Я поворачиваюсь, чтобы уйти.
– Погоди. Не хочешь пообедать с нами?
– Нет, спасибо, – быстро отвечаю я, чувствуя, что вот-вот упаду в обморок, – но ты мне напиши, пожалуйста.
Я заставляю себя идти спокойным шагом, где-то далеко маячит мысль о том, чтобы сесть за стол к Лоррейн, но, похоже, у меня уже нет сил свернуть с пути – я направляюсь к ближайшему выходу на улицу. Повернувшись, я вижу боковым зрением, как Куинн, засунув руки в карманы, возвращается за свой стол. Кто-то протягивает ему пятерню. А я бросаюсь к дверям и выбегаю под теплый дождь.
13
Кэплан
– Боже, она такая чудная, – со счастливым видом говорит Куинн, наблюдая через окна столовой, как Мина топает под проливным дождем.
– Так она сказала «да»? – спрашивает Холлис.
– Ага, хотя я не ожидал. Поверить не могу. Спасибо, что заставила меня. Кэплан сказал, что у меня нет шансов.
– Почему ты так сказал? – спрашивает у меня Холлис.
Я встряхиваюсь. Весь день я чувствую какое-то странное оцепенение. В голове туман, и я хожу как во сне.
– Мне просто казалось, что Мина и свидания несовместимы. Она не самый общительный человек.
– Точно. Помните, как в средней школе она почти год ни с кем не разговаривала? – говорит один из парней, Ноа.
Тот самый Ноа, который, я уверен, вылил водку на Мину.
– Вам, придуркам, тоже не помешает поменьше трепаться, – говорит Холлис.
– Странно, что у нее нет подруг, – говорит Бекка.
– Ага, это настораживает, – поддакивает Руби, которая всегда и во всем согласна с Беккой.
– У нее вообще нет друзей, кроме Кэпа, – вставляет кто-то из парней.
Холлис толкает меня локтем в бок. Я моргаю.
– Есть у нее другие друзья, – говорю я.
– Такие же одиночки, с которыми она сидит за обедом, – отвечает Бекка.
– Куинн, – Холлис поворачивается к нему, – по-моему, это замечательно.
– Спасибо, Холли, – отзывается Куинн, но смотрит он на меня.
– Я тоже так думаю, – говорю я.
К сожалению, Бекка идет на историю вместе с нами.

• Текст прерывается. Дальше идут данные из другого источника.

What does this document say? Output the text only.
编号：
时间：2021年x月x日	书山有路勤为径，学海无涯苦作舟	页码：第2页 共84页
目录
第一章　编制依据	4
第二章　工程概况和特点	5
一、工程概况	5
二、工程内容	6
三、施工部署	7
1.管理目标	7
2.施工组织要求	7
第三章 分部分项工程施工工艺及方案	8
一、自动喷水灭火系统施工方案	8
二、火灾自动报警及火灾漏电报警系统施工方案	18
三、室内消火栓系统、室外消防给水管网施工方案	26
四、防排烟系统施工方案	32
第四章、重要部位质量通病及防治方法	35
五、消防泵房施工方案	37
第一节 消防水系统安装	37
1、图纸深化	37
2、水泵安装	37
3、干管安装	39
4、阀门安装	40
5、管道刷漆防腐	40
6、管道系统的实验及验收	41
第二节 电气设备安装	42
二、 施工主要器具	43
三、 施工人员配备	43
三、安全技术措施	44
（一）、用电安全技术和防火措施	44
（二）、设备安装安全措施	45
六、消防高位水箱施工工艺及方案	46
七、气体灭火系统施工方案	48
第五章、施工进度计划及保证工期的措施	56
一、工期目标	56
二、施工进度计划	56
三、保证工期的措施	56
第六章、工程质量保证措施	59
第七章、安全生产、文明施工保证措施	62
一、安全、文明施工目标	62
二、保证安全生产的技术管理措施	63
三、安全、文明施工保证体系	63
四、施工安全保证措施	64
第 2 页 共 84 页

– Уф, – обращается она к Холлис, – теперь она нам нравится?
– Бекка, мы горячие девчонки, а не злые, – отвечает Холлис. – И обиды – это для лузеров.
– Я не обижаюсь…
– Я знаю, ты хотела, чтобы Куинн пригласил на выпускной тебя…
– Ну… я никогда такого не говорила… – запинаясь, лопочет Бекка.